Deep learning based soft analyzers are important for modern industrial process monitoring and measurement, which aim to establish prediction models between quality data and easy-to-measure variables. However, in traditional deep learning methods, the guidance of quality information on feature extraction is insufficient and easily reduces as data dimension increases. In this paper, a stacked maximal quality-driven autoencoder (SMQAE) is proposed to extract maximal quality-relevant features for soft analyzers. In each maximal quality-driven autoencoder, quality variables are reconstructed together with the input variables in the output layer.
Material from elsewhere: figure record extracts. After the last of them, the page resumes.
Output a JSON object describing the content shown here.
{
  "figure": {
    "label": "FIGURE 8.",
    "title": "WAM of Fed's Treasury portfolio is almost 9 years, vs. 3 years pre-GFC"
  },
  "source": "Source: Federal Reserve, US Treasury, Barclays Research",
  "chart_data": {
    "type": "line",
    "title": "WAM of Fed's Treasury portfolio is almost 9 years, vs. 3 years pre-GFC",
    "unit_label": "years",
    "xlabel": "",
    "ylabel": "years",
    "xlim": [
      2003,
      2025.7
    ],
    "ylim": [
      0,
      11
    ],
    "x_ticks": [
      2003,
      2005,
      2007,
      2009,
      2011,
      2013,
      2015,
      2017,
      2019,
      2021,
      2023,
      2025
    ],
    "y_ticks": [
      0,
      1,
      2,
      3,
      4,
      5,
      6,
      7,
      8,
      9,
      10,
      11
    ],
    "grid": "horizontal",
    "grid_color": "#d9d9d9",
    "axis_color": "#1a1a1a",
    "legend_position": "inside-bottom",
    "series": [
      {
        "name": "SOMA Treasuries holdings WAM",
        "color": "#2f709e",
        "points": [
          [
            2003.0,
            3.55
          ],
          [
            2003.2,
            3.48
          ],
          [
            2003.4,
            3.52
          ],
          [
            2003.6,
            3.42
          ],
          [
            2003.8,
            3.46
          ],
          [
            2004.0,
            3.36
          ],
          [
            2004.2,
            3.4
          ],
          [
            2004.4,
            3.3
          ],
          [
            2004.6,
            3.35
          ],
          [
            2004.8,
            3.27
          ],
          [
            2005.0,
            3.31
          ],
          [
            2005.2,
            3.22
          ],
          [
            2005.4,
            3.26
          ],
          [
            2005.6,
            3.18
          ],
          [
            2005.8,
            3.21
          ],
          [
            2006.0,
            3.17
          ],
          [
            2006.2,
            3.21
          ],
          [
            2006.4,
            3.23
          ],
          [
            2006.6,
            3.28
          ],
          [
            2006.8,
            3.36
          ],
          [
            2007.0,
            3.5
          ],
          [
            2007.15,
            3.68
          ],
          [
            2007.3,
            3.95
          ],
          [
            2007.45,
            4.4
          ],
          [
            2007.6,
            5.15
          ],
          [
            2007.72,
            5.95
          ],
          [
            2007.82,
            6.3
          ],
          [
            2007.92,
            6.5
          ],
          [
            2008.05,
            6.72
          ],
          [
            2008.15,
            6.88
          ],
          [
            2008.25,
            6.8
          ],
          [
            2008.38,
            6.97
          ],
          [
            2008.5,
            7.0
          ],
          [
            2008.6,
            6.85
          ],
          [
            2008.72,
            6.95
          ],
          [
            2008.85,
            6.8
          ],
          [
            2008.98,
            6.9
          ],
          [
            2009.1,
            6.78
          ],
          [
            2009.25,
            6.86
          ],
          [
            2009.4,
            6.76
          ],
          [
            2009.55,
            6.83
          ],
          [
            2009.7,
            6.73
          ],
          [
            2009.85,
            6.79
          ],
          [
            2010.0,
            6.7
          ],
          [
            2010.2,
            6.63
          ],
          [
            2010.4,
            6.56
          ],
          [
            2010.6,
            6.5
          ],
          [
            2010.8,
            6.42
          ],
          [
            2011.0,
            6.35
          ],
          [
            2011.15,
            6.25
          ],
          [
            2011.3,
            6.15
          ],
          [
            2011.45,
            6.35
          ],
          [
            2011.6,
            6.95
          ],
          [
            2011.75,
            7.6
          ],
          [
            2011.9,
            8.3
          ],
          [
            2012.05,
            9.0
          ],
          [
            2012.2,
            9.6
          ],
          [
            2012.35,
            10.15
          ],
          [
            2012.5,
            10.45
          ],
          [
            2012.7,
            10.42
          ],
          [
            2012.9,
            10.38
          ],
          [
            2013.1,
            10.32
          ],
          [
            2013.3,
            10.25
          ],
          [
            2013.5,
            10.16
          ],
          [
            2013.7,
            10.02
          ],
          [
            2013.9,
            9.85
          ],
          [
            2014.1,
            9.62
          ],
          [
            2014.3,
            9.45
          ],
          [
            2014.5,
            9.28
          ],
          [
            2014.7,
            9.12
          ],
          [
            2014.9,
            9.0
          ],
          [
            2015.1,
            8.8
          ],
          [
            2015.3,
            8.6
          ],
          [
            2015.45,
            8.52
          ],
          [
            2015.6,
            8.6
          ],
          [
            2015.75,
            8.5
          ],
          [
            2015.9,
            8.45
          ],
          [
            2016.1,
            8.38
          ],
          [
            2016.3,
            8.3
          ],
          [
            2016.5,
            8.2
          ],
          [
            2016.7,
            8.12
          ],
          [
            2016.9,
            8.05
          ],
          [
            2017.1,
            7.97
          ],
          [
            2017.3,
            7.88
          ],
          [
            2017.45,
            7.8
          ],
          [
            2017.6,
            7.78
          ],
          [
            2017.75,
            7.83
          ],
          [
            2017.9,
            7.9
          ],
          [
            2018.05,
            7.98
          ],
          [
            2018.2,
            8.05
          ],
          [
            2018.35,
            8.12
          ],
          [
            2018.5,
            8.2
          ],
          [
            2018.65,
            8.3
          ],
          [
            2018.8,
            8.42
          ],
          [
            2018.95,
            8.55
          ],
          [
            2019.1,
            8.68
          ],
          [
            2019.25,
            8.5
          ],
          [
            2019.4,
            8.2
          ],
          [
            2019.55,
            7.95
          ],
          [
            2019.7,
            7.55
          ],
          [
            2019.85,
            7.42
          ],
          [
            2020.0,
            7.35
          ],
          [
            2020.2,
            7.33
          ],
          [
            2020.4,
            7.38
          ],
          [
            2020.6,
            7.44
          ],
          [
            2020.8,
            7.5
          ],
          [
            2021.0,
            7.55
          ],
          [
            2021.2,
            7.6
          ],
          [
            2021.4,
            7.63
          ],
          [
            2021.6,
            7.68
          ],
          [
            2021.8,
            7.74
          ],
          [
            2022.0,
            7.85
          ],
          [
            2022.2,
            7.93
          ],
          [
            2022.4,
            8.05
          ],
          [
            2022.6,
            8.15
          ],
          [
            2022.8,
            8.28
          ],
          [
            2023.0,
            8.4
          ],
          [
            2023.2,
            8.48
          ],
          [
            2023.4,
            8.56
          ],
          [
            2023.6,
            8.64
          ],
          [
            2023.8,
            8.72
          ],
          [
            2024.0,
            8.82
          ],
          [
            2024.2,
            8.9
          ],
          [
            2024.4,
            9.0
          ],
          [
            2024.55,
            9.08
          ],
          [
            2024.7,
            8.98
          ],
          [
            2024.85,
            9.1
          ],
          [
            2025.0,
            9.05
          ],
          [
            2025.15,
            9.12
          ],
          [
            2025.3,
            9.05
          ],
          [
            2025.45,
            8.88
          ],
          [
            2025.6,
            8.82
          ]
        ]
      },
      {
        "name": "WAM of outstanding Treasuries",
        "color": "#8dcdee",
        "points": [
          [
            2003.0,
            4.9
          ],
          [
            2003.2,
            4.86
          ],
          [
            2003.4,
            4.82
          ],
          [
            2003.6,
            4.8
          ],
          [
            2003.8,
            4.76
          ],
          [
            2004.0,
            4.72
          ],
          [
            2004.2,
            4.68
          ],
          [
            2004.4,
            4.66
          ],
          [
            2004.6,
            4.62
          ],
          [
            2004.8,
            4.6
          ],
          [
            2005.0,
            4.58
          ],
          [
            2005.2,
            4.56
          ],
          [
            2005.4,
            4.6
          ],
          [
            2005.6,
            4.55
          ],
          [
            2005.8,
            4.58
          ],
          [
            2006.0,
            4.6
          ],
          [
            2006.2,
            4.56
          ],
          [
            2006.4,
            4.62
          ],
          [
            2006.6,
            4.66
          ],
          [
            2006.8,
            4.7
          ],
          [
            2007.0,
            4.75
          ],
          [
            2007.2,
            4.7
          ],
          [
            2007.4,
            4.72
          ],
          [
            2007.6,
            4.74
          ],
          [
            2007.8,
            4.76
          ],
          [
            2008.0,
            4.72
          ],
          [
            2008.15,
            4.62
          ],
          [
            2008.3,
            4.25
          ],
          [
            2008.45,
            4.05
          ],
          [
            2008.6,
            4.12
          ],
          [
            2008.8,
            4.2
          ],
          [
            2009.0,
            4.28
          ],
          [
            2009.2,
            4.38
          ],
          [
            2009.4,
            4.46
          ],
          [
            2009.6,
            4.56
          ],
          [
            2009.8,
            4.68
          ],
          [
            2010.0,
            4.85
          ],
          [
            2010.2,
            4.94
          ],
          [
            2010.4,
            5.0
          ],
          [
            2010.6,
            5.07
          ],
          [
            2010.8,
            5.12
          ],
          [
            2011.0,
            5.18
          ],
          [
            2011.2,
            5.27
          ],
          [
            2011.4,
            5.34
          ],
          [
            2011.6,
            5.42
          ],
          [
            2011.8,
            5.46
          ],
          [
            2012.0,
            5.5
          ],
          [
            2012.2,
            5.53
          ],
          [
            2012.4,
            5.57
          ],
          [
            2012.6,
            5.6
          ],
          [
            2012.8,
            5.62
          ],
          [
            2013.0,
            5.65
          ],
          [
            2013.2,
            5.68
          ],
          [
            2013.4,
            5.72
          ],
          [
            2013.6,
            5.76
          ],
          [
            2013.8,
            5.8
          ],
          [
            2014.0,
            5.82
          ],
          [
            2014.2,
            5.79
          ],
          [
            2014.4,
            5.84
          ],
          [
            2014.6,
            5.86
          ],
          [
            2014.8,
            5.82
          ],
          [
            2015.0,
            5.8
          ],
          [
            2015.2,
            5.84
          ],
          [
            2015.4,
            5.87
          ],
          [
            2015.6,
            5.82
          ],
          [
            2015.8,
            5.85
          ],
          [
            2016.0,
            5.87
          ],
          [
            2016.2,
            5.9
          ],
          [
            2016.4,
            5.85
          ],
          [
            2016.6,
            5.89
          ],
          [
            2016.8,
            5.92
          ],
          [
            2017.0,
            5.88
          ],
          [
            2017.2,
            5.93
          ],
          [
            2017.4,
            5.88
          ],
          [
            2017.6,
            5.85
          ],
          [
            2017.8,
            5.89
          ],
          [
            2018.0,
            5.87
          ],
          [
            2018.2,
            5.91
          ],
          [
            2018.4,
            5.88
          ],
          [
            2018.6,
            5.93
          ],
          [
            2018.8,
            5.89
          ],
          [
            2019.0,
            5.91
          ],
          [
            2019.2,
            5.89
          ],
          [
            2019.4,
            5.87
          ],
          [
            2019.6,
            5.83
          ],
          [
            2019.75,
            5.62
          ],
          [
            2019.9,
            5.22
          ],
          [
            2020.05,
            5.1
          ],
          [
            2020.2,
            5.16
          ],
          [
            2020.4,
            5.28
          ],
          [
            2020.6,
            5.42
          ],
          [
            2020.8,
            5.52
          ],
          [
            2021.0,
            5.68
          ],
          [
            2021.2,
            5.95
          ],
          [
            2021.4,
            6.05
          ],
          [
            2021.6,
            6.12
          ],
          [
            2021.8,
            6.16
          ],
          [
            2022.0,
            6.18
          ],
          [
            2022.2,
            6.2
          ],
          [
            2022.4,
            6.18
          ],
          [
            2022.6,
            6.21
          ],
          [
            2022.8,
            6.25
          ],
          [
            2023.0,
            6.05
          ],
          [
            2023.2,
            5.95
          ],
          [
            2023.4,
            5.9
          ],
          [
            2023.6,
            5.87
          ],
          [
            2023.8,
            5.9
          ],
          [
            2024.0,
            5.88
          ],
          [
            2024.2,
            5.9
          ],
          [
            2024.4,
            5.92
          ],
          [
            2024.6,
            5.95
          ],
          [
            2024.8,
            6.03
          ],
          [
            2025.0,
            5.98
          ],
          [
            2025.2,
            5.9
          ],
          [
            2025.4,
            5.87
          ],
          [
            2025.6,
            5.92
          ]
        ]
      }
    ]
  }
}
The SMQAE ensures that the influence of the quality part and input part on the reconstruction are the same. And the maximal information coefficient (MIC), which is not limited to any specific function type, is exploited to enhance the importance of quality-related variables in the input part. With the constraint of the quality equivalence strategy and variable importance evaluation based on MIC, the SMQAE maximizes the guidance of the quality variables during feature learning without the interference of the data dimensions. Therefore, the SMQAE can extract quality-relevant features for complex high-dimensional data. The rationality, superiority and robustness of SMQAE based soft analyzers are validated on four simulated scenarios and two industrial processes.